Le bruit devint bientôt si terrible que les habitants en vinrent à supplier le grand maître de rendre l’île. Il fit déployer son grand étendard, le prit à la main, ayant à sa droite un religieux de Saint-François, Antoine Fradin, qui excitait à la résistance, il se jeta à la tête de ses ennemis.
Il fut blessé, mais non grièvement ; ses chevaliers, d’ailleurs, faisaient une bonne besogne, et l’île de Rhodes défendue pied à pied, point par point, vit enfin céder ses agresseurs. Les pertes des Turcs devinrent telles, qu’Ilderim, n’osant poursuivre cette lutte, fit embarquer les siens, dans un désordre général, avec autant de honte que de désespoir.
Ce siège mémorable avait duré trois mois.
Mahomet II ne devait pas survivre à cette défaite. On dit que son intention était de faire étrangler, bel et bien, son gendre et ses capitaines malheureux, puis il réfléchit que la conquête de l’Égypte serait peut-être une bonne manière de recouvrer sa gloire. Il porta le nombre de son armée à trois cent mille hommes, et il en prenait le commandement lorsque, dans une bourgade de Bithynie appelée Teggiar Tzair, il fut saisi de douleurs d’entrailles aiguës qui l’enlevèrent, le 3 mai 1481. Sur le tombeau de ce terrible conquérant, on grava ces douze paroles turques : « Je me proposais de conquérir Rhodes et de subjuguer la superbe Italie. »

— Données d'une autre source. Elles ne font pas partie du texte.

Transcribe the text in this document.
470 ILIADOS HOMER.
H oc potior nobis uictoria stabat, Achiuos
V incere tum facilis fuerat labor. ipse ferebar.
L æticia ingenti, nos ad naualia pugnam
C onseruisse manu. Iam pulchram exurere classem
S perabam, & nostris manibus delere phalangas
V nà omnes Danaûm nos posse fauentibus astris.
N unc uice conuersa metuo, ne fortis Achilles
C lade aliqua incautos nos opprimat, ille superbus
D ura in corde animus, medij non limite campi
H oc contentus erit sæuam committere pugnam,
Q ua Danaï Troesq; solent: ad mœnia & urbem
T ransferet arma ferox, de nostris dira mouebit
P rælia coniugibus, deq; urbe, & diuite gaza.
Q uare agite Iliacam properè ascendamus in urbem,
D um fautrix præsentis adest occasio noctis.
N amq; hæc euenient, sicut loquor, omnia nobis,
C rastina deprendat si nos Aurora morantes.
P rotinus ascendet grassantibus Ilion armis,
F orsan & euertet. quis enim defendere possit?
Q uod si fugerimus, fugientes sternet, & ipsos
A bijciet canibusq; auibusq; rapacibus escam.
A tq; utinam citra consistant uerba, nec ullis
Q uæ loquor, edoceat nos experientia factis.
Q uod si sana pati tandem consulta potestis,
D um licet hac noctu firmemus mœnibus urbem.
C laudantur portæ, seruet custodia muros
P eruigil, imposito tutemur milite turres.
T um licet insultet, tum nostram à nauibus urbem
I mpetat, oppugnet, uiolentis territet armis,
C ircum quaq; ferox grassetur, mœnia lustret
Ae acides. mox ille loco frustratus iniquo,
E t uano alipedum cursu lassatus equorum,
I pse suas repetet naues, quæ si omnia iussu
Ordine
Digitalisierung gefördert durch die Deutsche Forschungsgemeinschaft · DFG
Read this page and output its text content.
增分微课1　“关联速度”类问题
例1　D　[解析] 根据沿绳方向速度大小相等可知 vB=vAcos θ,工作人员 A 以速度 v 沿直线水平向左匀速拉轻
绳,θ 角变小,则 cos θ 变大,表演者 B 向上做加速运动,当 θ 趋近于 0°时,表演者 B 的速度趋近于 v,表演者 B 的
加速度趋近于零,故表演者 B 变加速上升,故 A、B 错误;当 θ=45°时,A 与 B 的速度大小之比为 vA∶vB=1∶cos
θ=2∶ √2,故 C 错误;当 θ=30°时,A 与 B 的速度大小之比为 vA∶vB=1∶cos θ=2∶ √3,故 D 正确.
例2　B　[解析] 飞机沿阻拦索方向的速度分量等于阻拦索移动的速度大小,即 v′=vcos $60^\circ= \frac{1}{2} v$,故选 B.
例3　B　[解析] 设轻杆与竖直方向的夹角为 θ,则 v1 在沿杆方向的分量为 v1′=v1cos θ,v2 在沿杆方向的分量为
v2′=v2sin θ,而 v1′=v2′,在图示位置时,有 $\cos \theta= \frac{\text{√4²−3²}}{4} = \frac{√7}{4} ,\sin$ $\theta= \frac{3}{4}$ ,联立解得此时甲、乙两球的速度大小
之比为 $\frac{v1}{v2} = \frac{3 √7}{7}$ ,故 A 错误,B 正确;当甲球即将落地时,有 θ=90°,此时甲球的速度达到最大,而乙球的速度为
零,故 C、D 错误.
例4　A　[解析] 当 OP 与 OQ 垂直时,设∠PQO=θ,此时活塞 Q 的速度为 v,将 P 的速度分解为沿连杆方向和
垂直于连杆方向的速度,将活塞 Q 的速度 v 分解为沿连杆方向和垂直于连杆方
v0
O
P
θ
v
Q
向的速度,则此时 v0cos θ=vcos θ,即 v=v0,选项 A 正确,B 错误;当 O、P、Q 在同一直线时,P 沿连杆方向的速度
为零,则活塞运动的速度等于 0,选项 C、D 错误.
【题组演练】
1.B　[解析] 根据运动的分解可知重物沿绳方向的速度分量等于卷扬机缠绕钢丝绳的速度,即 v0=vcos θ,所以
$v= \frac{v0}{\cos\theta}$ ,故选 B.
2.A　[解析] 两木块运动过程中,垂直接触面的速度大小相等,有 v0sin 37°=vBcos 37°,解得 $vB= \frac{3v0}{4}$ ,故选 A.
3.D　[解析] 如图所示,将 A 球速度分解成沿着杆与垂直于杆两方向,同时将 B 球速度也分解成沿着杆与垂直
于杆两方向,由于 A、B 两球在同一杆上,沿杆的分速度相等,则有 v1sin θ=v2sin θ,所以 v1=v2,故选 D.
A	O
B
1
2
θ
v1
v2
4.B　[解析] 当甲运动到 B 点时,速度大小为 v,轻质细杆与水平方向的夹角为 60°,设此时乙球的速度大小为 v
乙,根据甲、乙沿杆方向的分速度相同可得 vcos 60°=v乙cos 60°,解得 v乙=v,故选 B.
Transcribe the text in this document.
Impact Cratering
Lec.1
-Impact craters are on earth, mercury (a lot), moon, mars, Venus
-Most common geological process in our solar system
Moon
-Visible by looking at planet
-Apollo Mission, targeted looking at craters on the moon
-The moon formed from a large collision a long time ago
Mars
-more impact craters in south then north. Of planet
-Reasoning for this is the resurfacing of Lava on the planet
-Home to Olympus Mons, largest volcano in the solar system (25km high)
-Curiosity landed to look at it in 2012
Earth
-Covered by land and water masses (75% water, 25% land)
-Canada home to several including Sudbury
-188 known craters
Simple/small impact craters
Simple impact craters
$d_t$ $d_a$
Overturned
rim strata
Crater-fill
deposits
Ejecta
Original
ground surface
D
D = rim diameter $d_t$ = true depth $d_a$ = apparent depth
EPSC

Selon toute vraisemblance, Ziem, l’ami des chrétiens, devait succéder à son terrible père et porter noblement le titre de souverain d’Andrinople, de Constantinople et de Trébizonde. Mais ses sympathies mêmes le rendaient suspect. Il s’éleva contre lui une conspiration de palais, une révolte de janissaires. On prétendit que, né alors que son aïeul Bajazet Ier vivait encore, Mahomet n’était que prince et non sultan, raison puérile pour l’écarter d’un trône, qu’il tenta néanmoins de défendre, les armes à la main. On lui offrit une province comme compensation, avec des revenus ; il répondit :
– Je veux un royaume, et non de l’argent.
Il y eut plusieurs combats dans les environs de Brousse. Ziem, vaincu, erra, dit-on, toute une nuit, parmi les cèdres et les sycomores d’une forêt. Au lever du jour, il prit un parti qui lui faisait honneur : celui de se confier loyalement aux chevaliers de Rhodes et de se remettre entre leurs mains.
Après bien des difficultés, après avoir couru de nouveaux et continuels dangers, il fit partir sa femme et ses enfants pour l’Égypte, et écrivit au grand maître plusieurs lettres, dont une seule arriva. Il lui demandait de lui envoyer un vaisseau pour le recueillir et le conduire à Rhodes.
Proscrit, errant, sans asile, de village en village, déguisé quelquefois, pourchassé, il gagna enfin le bord de la mer et aperçut, avec la joie du naufragé, une galère basse et alerte à deux mâts, à triple rang de rameurs ; elle était armée et portait le pavillon écarlate de la religion.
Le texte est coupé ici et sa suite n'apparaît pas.